The Steel and Engineering Industries Federation of Southern Africa (Seifsa) said on Tuesday that South Africa’s employment statistics showed signs of a “deeply troubled economy” and was a serious cause for concern.
This comes after Statistics South Africa released its Quarterly Employment Statistics showing that employment decreased by 31 000 quarter-on-quarter, from 9.62-million in June 2017 to 9.59-million in September.
This means that 31 000 jobs in total were lost between the second quarter and the third quarter of 2017, amounting to a 0.3% decrease. StatsSA said this was largely due to decreases in the community services, manufacturing, mining, electricity, trade, and business services.

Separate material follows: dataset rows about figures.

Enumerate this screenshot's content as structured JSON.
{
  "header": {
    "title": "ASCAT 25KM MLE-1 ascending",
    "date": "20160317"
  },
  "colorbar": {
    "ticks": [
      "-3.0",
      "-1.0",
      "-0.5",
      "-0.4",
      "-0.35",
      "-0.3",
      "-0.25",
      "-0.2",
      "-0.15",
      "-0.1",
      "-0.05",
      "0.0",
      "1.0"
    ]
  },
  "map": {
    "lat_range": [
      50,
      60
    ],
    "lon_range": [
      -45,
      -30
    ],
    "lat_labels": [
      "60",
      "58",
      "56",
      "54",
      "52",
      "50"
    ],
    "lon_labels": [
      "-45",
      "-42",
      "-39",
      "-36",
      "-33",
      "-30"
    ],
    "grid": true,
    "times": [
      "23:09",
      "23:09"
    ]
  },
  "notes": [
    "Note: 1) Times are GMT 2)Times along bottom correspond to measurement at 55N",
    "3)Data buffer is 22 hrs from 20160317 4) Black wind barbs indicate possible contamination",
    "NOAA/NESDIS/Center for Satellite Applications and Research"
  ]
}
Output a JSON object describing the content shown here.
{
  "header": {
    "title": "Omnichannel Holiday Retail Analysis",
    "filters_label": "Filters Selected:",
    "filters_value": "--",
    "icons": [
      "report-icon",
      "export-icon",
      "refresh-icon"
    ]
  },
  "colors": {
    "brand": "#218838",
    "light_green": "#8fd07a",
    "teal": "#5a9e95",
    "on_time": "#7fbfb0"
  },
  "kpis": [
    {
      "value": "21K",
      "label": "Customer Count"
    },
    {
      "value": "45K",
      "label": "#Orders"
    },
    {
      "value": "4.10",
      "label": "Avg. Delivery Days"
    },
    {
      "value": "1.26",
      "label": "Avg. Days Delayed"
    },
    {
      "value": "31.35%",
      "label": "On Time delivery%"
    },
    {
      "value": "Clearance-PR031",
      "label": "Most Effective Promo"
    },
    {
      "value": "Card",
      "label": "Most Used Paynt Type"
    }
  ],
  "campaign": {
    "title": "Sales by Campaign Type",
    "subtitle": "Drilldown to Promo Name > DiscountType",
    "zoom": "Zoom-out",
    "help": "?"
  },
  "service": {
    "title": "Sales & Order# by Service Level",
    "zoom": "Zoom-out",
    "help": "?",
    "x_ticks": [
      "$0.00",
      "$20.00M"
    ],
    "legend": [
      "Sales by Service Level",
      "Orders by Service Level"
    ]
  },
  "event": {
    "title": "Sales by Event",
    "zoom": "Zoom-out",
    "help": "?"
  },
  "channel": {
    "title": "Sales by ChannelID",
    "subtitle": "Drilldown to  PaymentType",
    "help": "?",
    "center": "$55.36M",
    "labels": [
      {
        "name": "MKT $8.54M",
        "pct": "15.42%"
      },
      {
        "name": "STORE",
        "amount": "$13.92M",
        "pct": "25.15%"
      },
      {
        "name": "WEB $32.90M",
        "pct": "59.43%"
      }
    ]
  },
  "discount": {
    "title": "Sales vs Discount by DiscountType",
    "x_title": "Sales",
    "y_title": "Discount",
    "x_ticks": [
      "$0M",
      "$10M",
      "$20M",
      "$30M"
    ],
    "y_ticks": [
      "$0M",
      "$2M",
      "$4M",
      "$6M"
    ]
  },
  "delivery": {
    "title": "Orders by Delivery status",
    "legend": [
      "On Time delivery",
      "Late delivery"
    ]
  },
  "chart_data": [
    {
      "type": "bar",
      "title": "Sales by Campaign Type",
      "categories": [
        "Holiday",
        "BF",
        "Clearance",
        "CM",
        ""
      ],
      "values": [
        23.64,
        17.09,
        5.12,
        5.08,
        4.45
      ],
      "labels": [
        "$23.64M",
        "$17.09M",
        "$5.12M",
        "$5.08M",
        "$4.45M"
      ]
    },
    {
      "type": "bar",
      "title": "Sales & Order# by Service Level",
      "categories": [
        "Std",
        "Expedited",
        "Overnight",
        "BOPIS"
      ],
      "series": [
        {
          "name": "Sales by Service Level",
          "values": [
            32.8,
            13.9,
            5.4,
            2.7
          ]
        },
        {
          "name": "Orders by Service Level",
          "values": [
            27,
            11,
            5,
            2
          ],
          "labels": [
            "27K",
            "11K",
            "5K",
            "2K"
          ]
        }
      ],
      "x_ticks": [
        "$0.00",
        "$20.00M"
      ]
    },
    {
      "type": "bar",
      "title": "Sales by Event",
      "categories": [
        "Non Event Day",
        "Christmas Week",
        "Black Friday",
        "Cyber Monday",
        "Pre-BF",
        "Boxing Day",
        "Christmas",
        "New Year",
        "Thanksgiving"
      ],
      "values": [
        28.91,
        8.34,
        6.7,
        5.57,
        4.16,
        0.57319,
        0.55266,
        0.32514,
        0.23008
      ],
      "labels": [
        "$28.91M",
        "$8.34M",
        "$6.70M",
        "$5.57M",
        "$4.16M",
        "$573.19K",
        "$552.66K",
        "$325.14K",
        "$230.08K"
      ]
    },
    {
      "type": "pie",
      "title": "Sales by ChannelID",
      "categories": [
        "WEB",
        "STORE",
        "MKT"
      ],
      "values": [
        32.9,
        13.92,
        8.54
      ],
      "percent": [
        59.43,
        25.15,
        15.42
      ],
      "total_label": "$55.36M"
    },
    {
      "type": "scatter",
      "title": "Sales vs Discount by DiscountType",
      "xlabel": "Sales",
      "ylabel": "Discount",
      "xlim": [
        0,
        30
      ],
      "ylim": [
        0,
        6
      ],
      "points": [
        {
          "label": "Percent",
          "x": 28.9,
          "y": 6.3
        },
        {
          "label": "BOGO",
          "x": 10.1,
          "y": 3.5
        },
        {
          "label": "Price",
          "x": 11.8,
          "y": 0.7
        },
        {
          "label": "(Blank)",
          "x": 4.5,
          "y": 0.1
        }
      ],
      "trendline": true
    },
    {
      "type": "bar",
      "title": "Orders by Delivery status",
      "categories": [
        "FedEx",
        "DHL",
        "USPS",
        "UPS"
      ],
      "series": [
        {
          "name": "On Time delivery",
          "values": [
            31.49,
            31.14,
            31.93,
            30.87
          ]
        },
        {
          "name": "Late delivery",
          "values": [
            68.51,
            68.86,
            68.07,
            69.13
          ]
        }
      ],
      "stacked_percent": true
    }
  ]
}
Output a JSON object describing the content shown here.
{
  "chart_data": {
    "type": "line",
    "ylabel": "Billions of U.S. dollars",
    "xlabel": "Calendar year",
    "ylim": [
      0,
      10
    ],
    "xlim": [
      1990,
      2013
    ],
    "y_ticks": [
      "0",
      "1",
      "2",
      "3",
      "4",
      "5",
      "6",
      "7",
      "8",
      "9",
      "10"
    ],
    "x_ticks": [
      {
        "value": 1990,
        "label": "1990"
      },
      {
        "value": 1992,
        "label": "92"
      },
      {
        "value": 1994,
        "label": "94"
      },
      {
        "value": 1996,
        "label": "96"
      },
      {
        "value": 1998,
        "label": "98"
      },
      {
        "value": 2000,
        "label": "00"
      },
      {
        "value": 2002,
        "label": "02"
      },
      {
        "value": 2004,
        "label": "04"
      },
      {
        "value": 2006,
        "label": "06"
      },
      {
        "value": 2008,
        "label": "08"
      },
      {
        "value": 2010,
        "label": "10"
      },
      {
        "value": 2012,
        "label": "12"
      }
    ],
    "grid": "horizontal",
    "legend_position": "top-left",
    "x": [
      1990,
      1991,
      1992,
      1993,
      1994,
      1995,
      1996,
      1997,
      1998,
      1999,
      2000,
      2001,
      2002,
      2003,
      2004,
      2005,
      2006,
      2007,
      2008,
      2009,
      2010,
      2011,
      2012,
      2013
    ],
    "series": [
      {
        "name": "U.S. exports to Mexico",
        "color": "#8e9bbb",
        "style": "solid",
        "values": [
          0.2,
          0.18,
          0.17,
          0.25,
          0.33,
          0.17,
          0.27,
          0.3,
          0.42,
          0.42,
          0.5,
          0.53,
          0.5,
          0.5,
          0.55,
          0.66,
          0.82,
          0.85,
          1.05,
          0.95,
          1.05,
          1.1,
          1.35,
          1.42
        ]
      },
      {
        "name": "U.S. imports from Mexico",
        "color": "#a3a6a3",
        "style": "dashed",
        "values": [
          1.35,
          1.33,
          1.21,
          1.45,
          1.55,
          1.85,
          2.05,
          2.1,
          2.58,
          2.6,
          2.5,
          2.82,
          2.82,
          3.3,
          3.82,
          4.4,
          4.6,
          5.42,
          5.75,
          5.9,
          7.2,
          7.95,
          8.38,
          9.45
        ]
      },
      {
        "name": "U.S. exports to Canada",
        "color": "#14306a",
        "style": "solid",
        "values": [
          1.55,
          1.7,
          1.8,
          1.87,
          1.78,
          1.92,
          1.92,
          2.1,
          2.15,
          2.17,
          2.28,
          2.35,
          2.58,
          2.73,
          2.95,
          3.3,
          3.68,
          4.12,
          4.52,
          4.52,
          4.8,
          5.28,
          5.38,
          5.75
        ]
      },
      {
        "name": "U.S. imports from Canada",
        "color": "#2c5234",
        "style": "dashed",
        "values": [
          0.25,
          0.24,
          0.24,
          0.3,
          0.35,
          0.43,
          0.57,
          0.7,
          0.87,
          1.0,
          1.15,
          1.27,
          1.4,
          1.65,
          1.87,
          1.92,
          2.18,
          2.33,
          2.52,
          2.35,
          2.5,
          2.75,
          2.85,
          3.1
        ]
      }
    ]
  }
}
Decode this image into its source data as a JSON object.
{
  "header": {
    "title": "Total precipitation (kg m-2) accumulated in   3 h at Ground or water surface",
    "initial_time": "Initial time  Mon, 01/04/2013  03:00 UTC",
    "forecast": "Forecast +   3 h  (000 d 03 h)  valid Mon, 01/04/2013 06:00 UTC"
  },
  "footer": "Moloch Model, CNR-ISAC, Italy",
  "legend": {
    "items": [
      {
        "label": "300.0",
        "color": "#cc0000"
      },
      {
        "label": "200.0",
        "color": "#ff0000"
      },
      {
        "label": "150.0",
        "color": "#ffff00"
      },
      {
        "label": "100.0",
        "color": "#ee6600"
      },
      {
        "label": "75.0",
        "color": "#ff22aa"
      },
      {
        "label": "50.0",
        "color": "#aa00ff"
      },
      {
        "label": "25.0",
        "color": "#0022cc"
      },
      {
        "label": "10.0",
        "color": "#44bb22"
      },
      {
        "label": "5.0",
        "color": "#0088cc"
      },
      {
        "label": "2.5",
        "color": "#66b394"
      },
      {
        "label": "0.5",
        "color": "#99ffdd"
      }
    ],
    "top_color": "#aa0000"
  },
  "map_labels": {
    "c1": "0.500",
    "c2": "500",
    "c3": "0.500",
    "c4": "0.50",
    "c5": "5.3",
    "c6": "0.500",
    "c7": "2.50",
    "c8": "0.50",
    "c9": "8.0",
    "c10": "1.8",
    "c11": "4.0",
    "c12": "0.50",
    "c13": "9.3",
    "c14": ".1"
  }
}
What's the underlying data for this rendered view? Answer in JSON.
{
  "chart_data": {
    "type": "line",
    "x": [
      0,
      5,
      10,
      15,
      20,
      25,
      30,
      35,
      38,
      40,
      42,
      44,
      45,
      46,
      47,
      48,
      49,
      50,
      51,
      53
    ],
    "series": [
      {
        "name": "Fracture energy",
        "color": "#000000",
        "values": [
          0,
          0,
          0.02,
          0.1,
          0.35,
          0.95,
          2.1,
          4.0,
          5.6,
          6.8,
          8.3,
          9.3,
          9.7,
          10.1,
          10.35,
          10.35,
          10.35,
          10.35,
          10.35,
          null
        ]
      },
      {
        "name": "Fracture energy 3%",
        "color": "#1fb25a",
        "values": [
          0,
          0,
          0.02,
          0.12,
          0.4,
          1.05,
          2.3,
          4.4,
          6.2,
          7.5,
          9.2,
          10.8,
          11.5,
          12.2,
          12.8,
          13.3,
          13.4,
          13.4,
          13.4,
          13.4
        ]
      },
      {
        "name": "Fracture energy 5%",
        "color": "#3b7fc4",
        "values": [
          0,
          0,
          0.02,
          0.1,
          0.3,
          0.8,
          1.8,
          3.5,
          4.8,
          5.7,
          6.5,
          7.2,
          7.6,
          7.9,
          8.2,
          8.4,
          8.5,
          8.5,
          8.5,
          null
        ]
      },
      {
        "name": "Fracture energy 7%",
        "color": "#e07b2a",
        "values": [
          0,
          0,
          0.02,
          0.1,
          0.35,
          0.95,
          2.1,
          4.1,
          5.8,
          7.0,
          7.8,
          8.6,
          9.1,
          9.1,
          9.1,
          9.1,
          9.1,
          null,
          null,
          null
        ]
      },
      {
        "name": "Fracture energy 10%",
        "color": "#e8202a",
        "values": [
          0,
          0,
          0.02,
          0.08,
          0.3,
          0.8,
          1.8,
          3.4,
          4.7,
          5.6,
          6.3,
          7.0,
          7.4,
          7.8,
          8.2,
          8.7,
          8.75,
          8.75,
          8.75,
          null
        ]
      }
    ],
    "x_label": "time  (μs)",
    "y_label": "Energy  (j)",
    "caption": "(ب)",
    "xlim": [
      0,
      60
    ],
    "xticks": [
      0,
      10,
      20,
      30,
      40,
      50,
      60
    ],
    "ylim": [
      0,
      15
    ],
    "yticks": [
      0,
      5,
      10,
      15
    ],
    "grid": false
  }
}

Seifsa chief economist, Michael Ade, said the StatsSA data showed that the manufacturing sector, of which the metals and engineering sector is part, lost 0.4% of total employment, or at least 5 000 jobs in the third quarter of 2017.
Ade said that the data confirmed a direct negative correlation between employment numbers and manufacturing production, as companies chose to utilize existing excess capacity and more capital in productive processes.
He attributed the decreased employment in the manufacturing sector largely to volatile output and structural challenges inhibiting industries from benefiting from improving global demand and employing more labour. He said this was compounded by both frictional and seasonal unemployment dynamics.
“Of specific concern is that, despite the positive contribution made by the manufacturing sector towards an improvement in real GDP growth, which contributed 4.3% in quarter three of 2017, the benefits did not translate to an increase in employment,” Ade said.
“These are worrying numbers, given the existing trade-off between employment and economic growth. This highlights the need for multiple approaches to the unemployment problems facing South Africa. Employment levels are generally supposed to increase or decrease on the back of higher or lower economic activity, and the current employment numbers do not paint an encouraging picture,” said Ade.
Ade said that the decrease in employment for this period highlights subdued domestic demand conditions and structural challenges faced by most industrial sectors.
He said that the country desperately needed positive business sentiment, better consumer and business confidence as well as improved investor confidence to trigger new investments to create jobs in manufacturing and across all industrial sectors in the new year.
Seifsa is a national federation representing 23 independent employer associations in the metals and engineering industries.